The basic building blocks of research are widely available for researchers of common cancers. However, a concerted effort must be undertaken to develop, maintain and distribute tumor specimens, cell lines and mouse models for rare cancers.
The Salivary Gland Tumor Biorepository (SGTB) collects, maintains and distributes biospecimens and cell lines, and provides qualified researchers with materials for basic and translational research on salivary gland tumors. The SGTB is centralized at M.D. Anderson and includes Johns Hopkins, New York University, Rhode Island Hospital, the University of California at San Francisco, the University of Mississippi, the University of Pittsburgh and the University of Virginia as consortium members with expertise in salivary gland tumors.
The SGTB website provides access to an inventory of available specimens as well as application instructions for any interested researcher globally. The SGTB operates under a contract with the National Institute of Dental and Craniofacial Research (NIDCR). ACCRF Executive Director Jeff Kaufman serves on the Tissue Utilization Committee.
Two ACC cell lines were immortalized with the human papillomavirus (HPV) as described in this International Journal of Cancer article. ACC-52 and ACC-112 were created by Dr. Lurdes Queimado. The cells grow slowly and require careful handling.
At the moment, no other cell lines are widely considered to be valid ACC models. A few years ago, there were several cell lines purported to be derived from ACC patients. However, ACCRF and its affiliated investigators came to realize through STR analysis that the available cell lines were cross-contaminated and misidentified. ACCRF sounded an early warning that was later confirmed in this PLoS ONE article.

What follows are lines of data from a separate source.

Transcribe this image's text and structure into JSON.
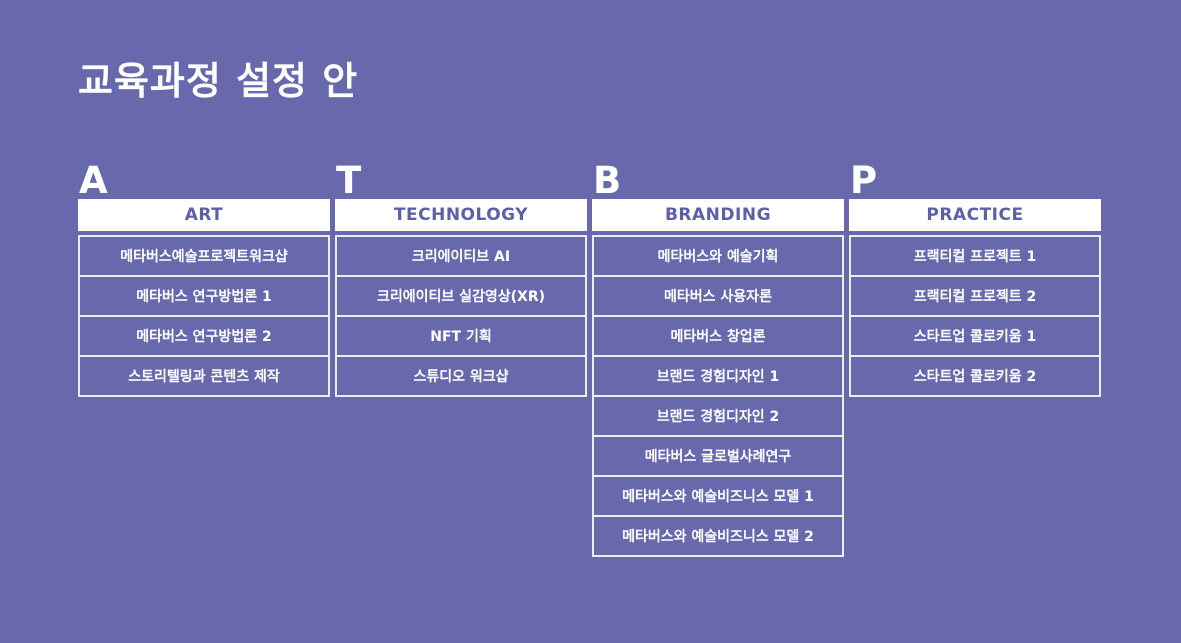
{
  "slide": {
    "title": "교육과정 설정 안"
  },
  "colors": {
    "background": "#6869ad",
    "header_background": "#ffffff",
    "header_text": "#5d5fa7",
    "cell_border": "#ededf6",
    "cell_text": "#ffffff",
    "title_text": "#ffffff"
  },
  "columns": [
    {
      "letter": "A",
      "title": "ART",
      "items": [
        "메타버스예술프로젝트워크샵",
        "메타버스 연구방법론 1",
        "메타버스 연구방법론 2",
        "스토리텔링과 콘텐츠 제작"
      ]
    },
    {
      "letter": "T",
      "title": "TECHNOLOGY",
      "items": [
        "크리에이티브 AI",
        "크리에이티브 실감영상(XR)",
        "NFT 기획",
        "스튜디오 워크샵"
      ]
    },
    {
      "letter": "B",
      "title": "BRANDING",
      "items": [
        "메타버스와 예술기획",
        "메타버스 사용자론",
        "메타버스 창업론",
        "브랜드 경험디자인 1",
        "브랜드 경험디자인 2",
        "메타버스 글로벌사례연구",
        "메타버스와 예술비즈니스 모델 1",
        "메타버스와 예술비즈니스 모델 2"
      ]
    },
    {
      "letter": "P",
      "title": "PRACTICE",
      "items": [
        "프랙티컬 프로젝트 1",
        "프랙티컬 프로젝트 2",
        "스타트업 콜로키움 1",
        "스타트업 콜로키움 2"
      ]
    }
  ]
}
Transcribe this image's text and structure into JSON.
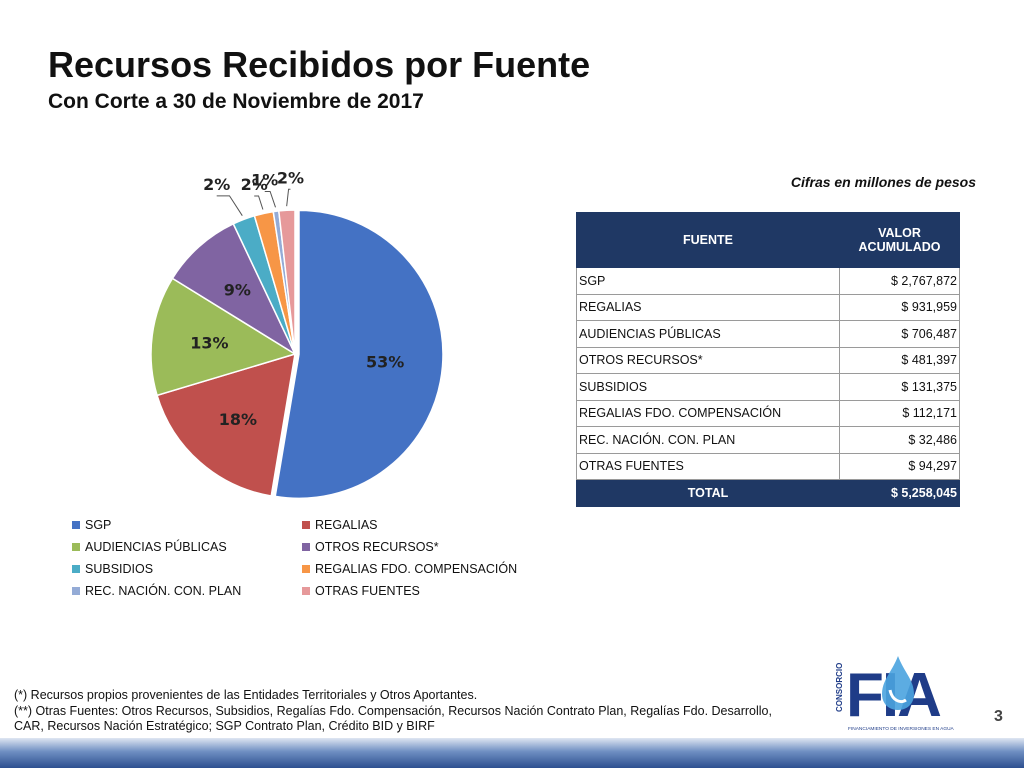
{
  "header": {
    "title": "Recursos Recibidos por Fuente",
    "subtitle": "Con Corte a 30 de Noviembre de 2017"
  },
  "note": "Cifras en millones de pesos",
  "chart_data": {
    "type": "pie",
    "categories": [
      "SGP",
      "REGALIAS",
      "AUDIENCIAS PÚBLICAS",
      "OTROS RECURSOS*",
      "SUBSIDIOS",
      "REGALIAS FDO. COMPENSACIÓN",
      "REC. NACIÓN.  CON. PLAN",
      "OTRAS FUENTES"
    ],
    "values": [
      2767872,
      931959,
      706487,
      481397,
      131375,
      112171,
      32486,
      94297
    ],
    "labels": [
      "53%",
      "18%",
      "13%",
      "9%",
      "2%",
      "2%",
      "1%",
      "2%"
    ],
    "colors": [
      "#4472c4",
      "#c0504d",
      "#9bbb59",
      "#8064a2",
      "#4bacc6",
      "#f79646",
      "#94abd6",
      "#e6999a"
    ],
    "legend_position": "bottom"
  },
  "table": {
    "header_fuente": "FUENTE",
    "header_valor": "VALOR ACUMULADO",
    "rows": [
      {
        "fuente": "SGP",
        "valor": "$ 2,767,872"
      },
      {
        "fuente": "REGALIAS",
        "valor": "$ 931,959"
      },
      {
        "fuente": "AUDIENCIAS PÚBLICAS",
        "valor": "$ 706,487"
      },
      {
        "fuente": "OTROS RECURSOS*",
        "valor": "$ 481,397"
      },
      {
        "fuente": "SUBSIDIOS",
        "valor": "$ 131,375"
      },
      {
        "fuente": "REGALIAS FDO. COMPENSACIÓN",
        "valor": "$ 112,171"
      },
      {
        "fuente": "REC. NACIÓN.  CON. PLAN",
        "valor": "$ 32,486"
      },
      {
        "fuente": "OTRAS FUENTES",
        "valor": "$ 94,297"
      }
    ],
    "total_label": "TOTAL",
    "total_value": "$ 5,258,045"
  },
  "footnotes": [
    "(*) Recursos propios provenientes de  las Entidades Territoriales y Otros Aportantes.",
    "(**) Otras Fuentes: Otros Recursos, Subsidios, Regalías Fdo. Compensación, Recursos Nación Contrato Plan, Regalías Fdo. Desarrollo,",
    "CAR, Recursos Nación Estratégico; SGP Contrato Plan, Crédito BID y BIRF"
  ],
  "logo": {
    "vertical_text": "CONSORCIO",
    "brand": "FIA",
    "tagline": "FINANCIAMIENTO DE INVERSIONES EN AGUA"
  },
  "page_number": "3"
}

Batches of ACC2, ACC3, ACCM, ACCNS, ACCS and CAC2 were all found to be misidentified. Theoretically, there may be batches that have not been cross-contaminated, but they have not been made available to ACCRF-affiliated researchers nor have the primary tumor samples from which they were derived. One cell line, SACC-83, was found to be genotypically distinct but, given the issues experienced with the other cell lines, would require further validation before being considered a valid ACC model.
ACCRF is supporting several attempts to develop new ACC cell lines that are not immortalized with HPV. They will be made available to the research community once they are validated by multiple investigators and quality controls ensure that the problems of the past won’t recur.
Patient-Derived Xenografts (PDX)
ACCRF has supported Dr. Christopher Moskaluk at the University of Virginia in his attempts to create patient-derived xenograft models of ACC. The effort has been successful with the development of 17 models as described in this Laboratory Investigations article. In all cases, the histologic appearance and gene expression patterns of the originating tumor were recapitulated in the subsequent xenograft, and 11 of 12 xenografts analyzed had MYB locus rearrangements.
The PDX models have been valuable in providing plentiful fresh and frozen tissue for genomic and phosphoproteomic studies as well as attempts to develop cell lines. They have also been instrumental for preclinical drug screening in support of clinical trial concepts.
The PDX models have been extensively characterized with much of the data available online at the Adenoid Cystic Carcinoma Database. An update of the drug screening data is available in this spreadsheet file.
Transgenic Mouse Models
The discovery of the recurrent t(6;9) translocation in ACC that often results in the MYB-NFIB fusion oncogene has opened up the possibility of developing a transgenic model of ACC. ACCRF is supporting such efforts at the Dana-Farber Cancer Institute and the University of Virginia, while NIDCR is supporting another effort at M.D. Anderson. Complementary approaches are being tried with different promoters (MMTV and PSP), variants of the MYB-NFIB fusion and systems for inducing its over-expression.
At the moment, these models are in development and are not available.